В.В. Крылов, сначала не понимавший, почему его начальство с большим подозрением смотрит на его попытки развивать именно марксизм применительно к научно-технической революции и ещё более подозрительно – на его дружбу с литераторами из патриотического лагеря, к которым он был близок идейно.
Если брать только советские реалии, то направления ударов статьи Яковлева указывают на многое: и на кризисные явления в обществе на рубеже 1960-1970-х гг., и на начало формирования альтернативных властно-идейных проектов в элите (в политологическом смысле этого слова), и на то, что номенклатура уловила это и отреагировала, продемонстрировав свои установки, фобии и уязвимые места во властно-идейном панцире.
Более того, хотя статья Яковлева 1972 г. написана с марксистских (пусть вульгарных, догматических, но формально с марксистских) позиций, а его словоизлияния перестроечных времён носят либеральный характер, между ними, несмотря на внешние идеологические различия, прочерчивается пусть и пунктирная, но вполне логичная линия, причём оканчивающаяся не в июне 1988 (XIX партконференция), а 17 августа 1998 г.
По прошествии четырёх с половиной десятков лет статья, на мой взгляд, не только не перестала быть интересной, но, с учётом того, что произошло в 1980-е, в 1991 г. и после, приобрела ещё большую актуальность. Повторю: статью Яковлева воспринимали по-разному: и как донос, и как указивку, и как «последнее предупреждение». По-своему отчасти верны все эти интерпретации. Я же воспринимаю её как один из текстов, с помощью которых социальная история советской системы и её господствующих групп, тем более вползавших в кризис, «даёт себя прочитать» (М. Фуко). Это – во-первых.
Во-вторых, в этой статье содержится нечто важное для понимания подготовки так называемой «перестройки» определёнными кругами в СССР и на Западе, самой перестройки и того, что за ней последовало. В-третьих, кое-что из написанного Яковлевым, точнее, то, что в его статье отражает ситуацию номенклатуры на рубеже 1960-1970-х годов, связано не только с природой советского общества и его историей, но и с русской историей, спецификой России, отношения этой власти – русской же – к русскому народу, особенностями марксизма как идеологии и политической стратегии, а также с диалектикой положения крестьянства и интеллектуалов в социальных системах.

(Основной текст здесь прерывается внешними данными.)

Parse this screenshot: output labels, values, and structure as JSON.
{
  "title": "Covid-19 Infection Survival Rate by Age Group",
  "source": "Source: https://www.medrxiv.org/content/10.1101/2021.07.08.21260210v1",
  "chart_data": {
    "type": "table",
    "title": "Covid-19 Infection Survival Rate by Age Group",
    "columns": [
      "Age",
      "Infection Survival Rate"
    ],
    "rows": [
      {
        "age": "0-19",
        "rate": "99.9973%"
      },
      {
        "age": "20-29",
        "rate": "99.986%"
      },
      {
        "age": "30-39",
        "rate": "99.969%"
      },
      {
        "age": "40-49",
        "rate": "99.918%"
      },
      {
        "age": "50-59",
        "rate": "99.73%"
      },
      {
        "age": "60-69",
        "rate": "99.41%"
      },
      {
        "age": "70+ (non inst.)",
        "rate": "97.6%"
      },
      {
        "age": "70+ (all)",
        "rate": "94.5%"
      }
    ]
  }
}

Парадоксальным образом Яковлев с его статьёй оказался «устройством», посредством которого всё это выразилось, перефразируя определение Львом Толстым жанровой принадлежности «Войны и мира», в той форме, в какой это выразилось; причём многое выразилось независимо от Яковлева и того, что он хотел сказать, ради чего писал статью. Когда-то Герцен сказал о себе, об Огарёве и таких, как они: «Мы не доктора, мы боль». Моё отношение к Яковлеву не позволяет мне ни соотнести его с Герценом (при всём моём в целом негативном отношении к человеку, который во время Крымской войны писал, что хочет жить в английском городе Одесса» – так и хочется спросить: ну что, сынку, помогли тебе твои бритты с Ротшильдами?), ни использовать эту фразу для характеристики позиции Яковлева (какая у карьериста и отступника боль?). Верно, однако, то, что через Яковлева и его статью выплеснулись фобии номенклатуры и – сквозь них – фантомные боли русской власти: Крот Истории роет медленно.